When you listen to the Stranglers’ song Golden Brown, pay close attention to the word brown. Do you notice anything unusual?
Hugh Cornwell luxuriates in the diphthong of brown. He bends the word to suit the lush atmosphere of his song. He stretches the word to create unity between the two lines of music. Think how Golden Brown would change if Hugh chose to sing brown as a short, clipped word. Here‘s the sheet music, so you can see how the song works.
Now listen to the same word, brown, in the Rolling Stones song Brown Sugar. It’s the same word, but does it sound the same? Is brown longer or shorter when Mick sings it?

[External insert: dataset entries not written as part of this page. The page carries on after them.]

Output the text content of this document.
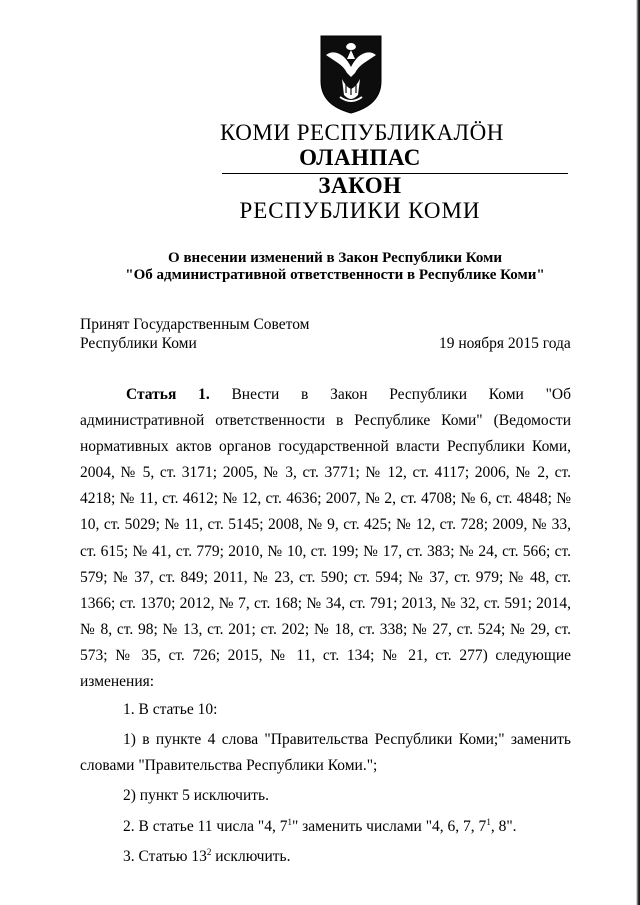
КОМИ РЕСПУБЛИКАЛÖН
ОЛАНПАС
ЗАКОН
РЕСПУБЛИКИ КОМИ
О внесении изменений в Закон Республики Коми
"Об административной ответственности в Республике Коми"
Принят Государственным Советом
Республики Коми	19 ноября 2015 года

Статья 1. Внести в Закон Республики Коми "Об административной ответственности в Республике Коми" (Ведомости нормативных актов органов государственной власти Республики Коми, 2004, № 5, ст. 3171; 2005, № 3, ст. 3771; № 12, ст. 4117; 2006, № 2, ст. 4218; № 11, ст. 4612; № 12, ст. 4636; 2007, № 2, ст. 4708; № 6, ст. 4848; № 10, ст. 5029; № 11, ст. 5145; 2008, № 9, ст. 425; № 12, ст. 728; 2009, № 33, ст. 615; № 41, ст. 779; 2010, № 10, ст. 199; № 17, ст. 383; № 24, ст. 566; ст. 579; № 37, ст. 849; 2011, № 23, ст. 590; ст. 594; № 37, ст. 979; № 48, ст. 1366; ст. 1370; 2012, № 7, ст. 168; № 34, ст. 791; 2013, № 32, ст. 591; 2014, № 8, ст. 98; № 13, ст. 201; ст. 202; № 18, ст. 338; № 27, ст. 524; № 29, ст. 573; № 35, ст. 726; 2015, № 11, ст. 134; № 21, ст. 277) следующие изменения:

1. В статье 10:

1) в пункте 4 слова "Правительства Республики Коми;" заменить словами "Правительства Республики Коми.";

2) пункт 5 исключить.

2. В статье 11 числа "4, $7^1$" заменить числами "4, 6, 7, $7^1$, 8".

3. Статью $13^2$ исключить.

Singers make all kinds of subtle decisions when they sing in English. It’s good to be aware of them if you want to cover their song. If Hugh had chosen to sing the word brown just like Mick, would it have suited the mood and the music of Golden Brown? If Mick had sung brown long and luxuriously, like Hugh, would it have suited the blues rhythm of Brown Sugar?
Just because you know how a word is usually pronounced in English, don’t assume that ‘standard’ pronunciation English is always appropriate in a song. It isn’t. Use your ears wisely. English is a wonderfully flexible language. It stretches and bends to suit the music and the meaning of a song. You need to bend and stretch with it.